"Not a step, for a thousand empires!" replied the king, drawing down his visor and unsheathing his sword, as he beheld three or four German knights spurring towards him at full career, followed by a large troop of footmen, contending with the burghers of Compiègne. "We must do our devoir as a knight as well as a king, Sir Stephen."

"Mine then as a knight!" cried Stephen of Longchamp, laying his lance in rest; and on he galloped at the foremost of the German knights, whom he hurled dead from his horse, pierced from side to side with the iron of the spear.

The German that followed, however, without, spending a blow on the French knight's casque, plunged his sword in his horse's chest, at a spot where the iron barding was wanting. Rider and horse went down at once; and the German, springing to the ground, drew a long knife from his side, and knelt upon his prostrate adversary's chest.

"Denis Mountjoy!" cried the king, galloping on to the aid of his faithful follower. "Denis Mountjoy! au secours!"; But before he could arrive, the German knight had plunged his knife through the bars of the fallen man's helmet, and Stephen Longchamp was no more. The monarch avenged him, however, if he could not save; and, as the Saxon's head was bent down, accomplishing his bloody purpose, he struck him so fierce a blow on the back of his neck, with the full sway of a vigorous and practised arm, that the hood of his mail shirt yielded at once to the blow, and the edge of the weapon drove on through the backbone.

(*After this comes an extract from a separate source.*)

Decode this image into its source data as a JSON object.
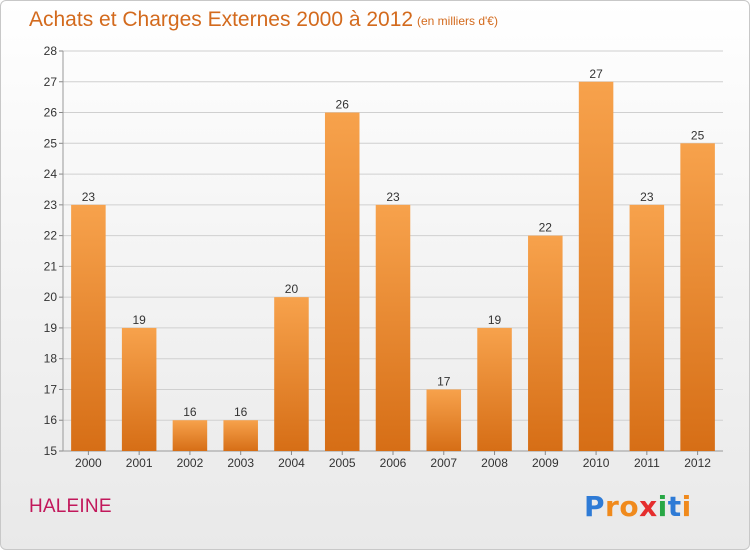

At that moment, however, the king found himself surrounded on every side by the German foot, who hemmed him in with their short pikes. The only knight who was near him was the Count de Montigny, bearing the royal banner; and nothing was to be seen around but the fierce faces of the Saxon pikemen looking out from under their steel caps, drawing their circle closer and closer round him, and fixing their eager eyes upon the crown that he wore on the crest of his helmet--or else the forms of some German knights at a short distance, whirling about like armed phantoms, through the clouds of dust that enveloped the whole scene.

Still Philip fought with desperate valour, plunging his horse into the ranks of the pikemen, and dealing sweeping blows around with his sword, which four or five times succeeded in clearing the space immediately before him.

Well and nobly too did the Count de Montigny do his devoir, holding with one hand the royal banner, which he raised and depressed continually, to give notice to all eyes of the monarch's danger, and striking with the other on every side round Philip's person, which he thus protected for many minutes from the near approach of his enemies.

It was in vain, however, that the king and his banner-bearer displayed such feats of chivalrous valour. Closer and closer the German burgesses hemmed them in. Many of the Saxon knights became attracted by the sight of the royal banner, and were urging their horses through the melée towards the spot where the conflict was raging so fiercely, when one of the serfs crept close to the king's charger. Philip felt his horse reeling underneath him; and, in a moment, the animal fell to the ground, bearing its rider down along with it.

A hundred of the long, three-edged knives, with which many of the Saxons fought that day, were instantly at the King's throat, and at the bars of his helmet. One thought of Agnes--one brief prayer to Heaven, was all that seemed allowed to Philip Augustus; but that moment, the shout of "Auvergne! Auvergne!" rang upon his ear and yielded hope.

With his head bent down to his saddle-bow, receiving a thousand blows as he came, his horse all in foam and blood, his armour hacked, dented, and broken, Thibalt d'Auvergne clove the hostile press with the fierce rapidity of a falcon in its stoop. He checked his horse but by the royal banner; he sprang to the ground; dashed, weltering to the earth, the boors who were kneeling on the prostrate body of the king, and, striding over it, whirled his immense mace round his head, at every blow sending the soul of some Saxon on the cold pilgrimage of death. The burgesses reeled back; but at the same time the knights who had been advancing, hurled themselves upon the Count d'Auvergne, and heaped blow upon blow on his head.